Met de Europese Parlementsverkiezingen in aantocht, groeit de aandacht voor de toekomst van de Europese Unie. Zeker nu de fracties van VVD en D66 in het Europarlement samengaan met Emmanuel Macron’s partij En Marche, en de minister van Financiën spreekt over een kleinere Europese Unie.
De premier en zijn ministers spreken vaak over hun wens vooral de EU-landbouwsubsidies te beperken. Welnu, dat is een verkeerde prioriteit. We hebben wel al zeventig jaar voldoende voedsel in Europa, maar dat is echt niet vanzelfsprekend! Mede dankzij de Europese steun kunnen we onze bevolking garanderen dat er altijd voldoende voeding is.
Voeding is net zo strategisch belangrijk als energie of infrastructuur: we mogen daarvoor nooit afhankelijk worden van andere machten. En dat dreigt wel te gebeuren als we onze landbouw niet langer beschermen.
Vanwege het strategische belang is landbouw geen normale economische sector. We moeten boeren beschermen tegen de vrije markt: onze bedrijven zouden anders allang kopje onder gaan door onze veel hogere eisen aan dierenwelzijn en milieu. Het is een politieke keuze: omdat we strengere eisen opleggen aan de boeren en tuinders, kunnen zij niet vrij concurreren op de wereldmarkt. Het is of-of, niet en-en.
Vanuit die strategie koopt China nu veel landbouwgrond in Europa en andere continenten: bij een tekort kunnen ze altijd eerst de eigen Chinese bevolking te voeden. Dat mogen Nederland en andere EU-landen niet laten gebeuren. De VS-president Trump verhoogt nog de steun aan zijn landbouwsector. Duidelijk is dat Europa niet kan rekenen op bondgenoten als het aankomt op landbouw.
Uiteraard mag het Europese landbouwbeleid wel moderner.
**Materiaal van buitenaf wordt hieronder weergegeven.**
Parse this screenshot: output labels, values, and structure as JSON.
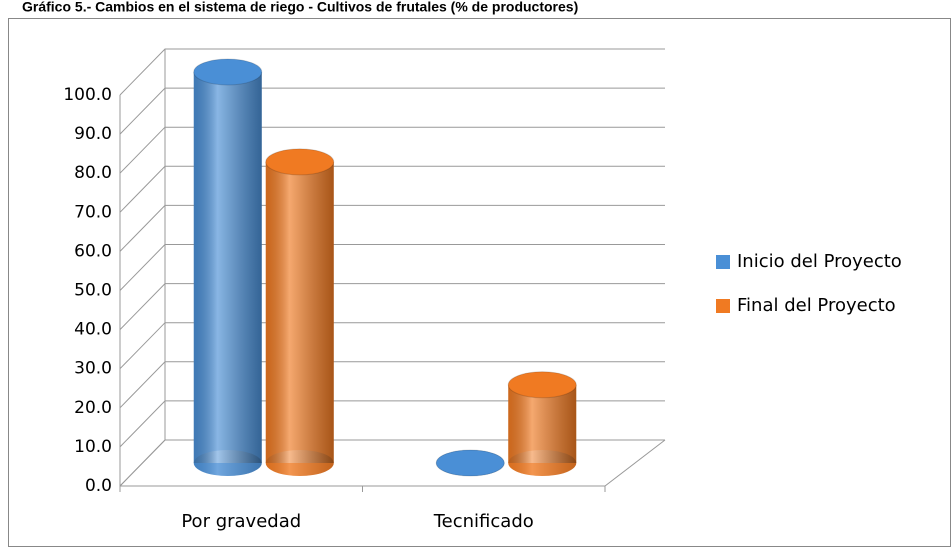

De Europarlementscommissie voor Landbouw heeft een maand geleden al een modernisering van het landbouwbeleid ingezet. De richting is naar meer prestatiebeloning met groene en blauwe diensten door boeren en steun aan innovatie ingezet.
Samen met EU-commissaris Phil Hogan (landbouw) heb ik daar een belangrijke bijdrage aan mogen leveren als CDA-Europarlementslid bij de grootste fractie, de EVP. Net als veel lidstaten staat onze EVP-Fractie voor het belang van agrarische gezinsbedrijven en het behoud van voldoende voedselproductie in onze eigen omgeving.
Het Haagse liberale betoog tegen landbouwsubsidies staat ver af van de realiteit en is kansloos in Brussel. Lidstaten en zeker het Europees Parlement zullen dit nooit laten gebeuren.
Andere landen lachen juist in hun vuistje als Nederland wel de eigen boeren, tuinders en vissers minder wil beschermen. De eerste slachtoffers van het liberale beleid zijn al gevallen. Onze liberale premier heeft zich niet verzet tegen het absurde verbod op de pulstechniek in de visserij vanaf juli 2021. Dit is een innovatieve Nederlandse techniek die bodem en brandstof bespaart. De concurrenten uit Frankrijk hebben via de EU de Nederlandse voorsprong ongedaan kunnen maken. Gevolg: hogere kosten voor de Nederlandse vissers die weer met oude onzuinige technieken de zee op moeten. Wie heeft daar voordeel van?
Nederland moet niet minder, maar meer opkomen voor de boeren, tuinders en vissers: in het belang van de voedselzekerheid en de Nederlandse economische positie. We kunnen niet ‘gekke Henkie’ blijven in de EU-gelederen.
De juiste prioriteit is om op te komen voor onze veehouders, vissers en andere voedselproducenten: het is beter voor iedereen als ons land niet langer blind achter de zogenaamd liberale Franse president Emmanuel Macron en diens Europese bondgenootschap met D66 en VVD aanhobbelt!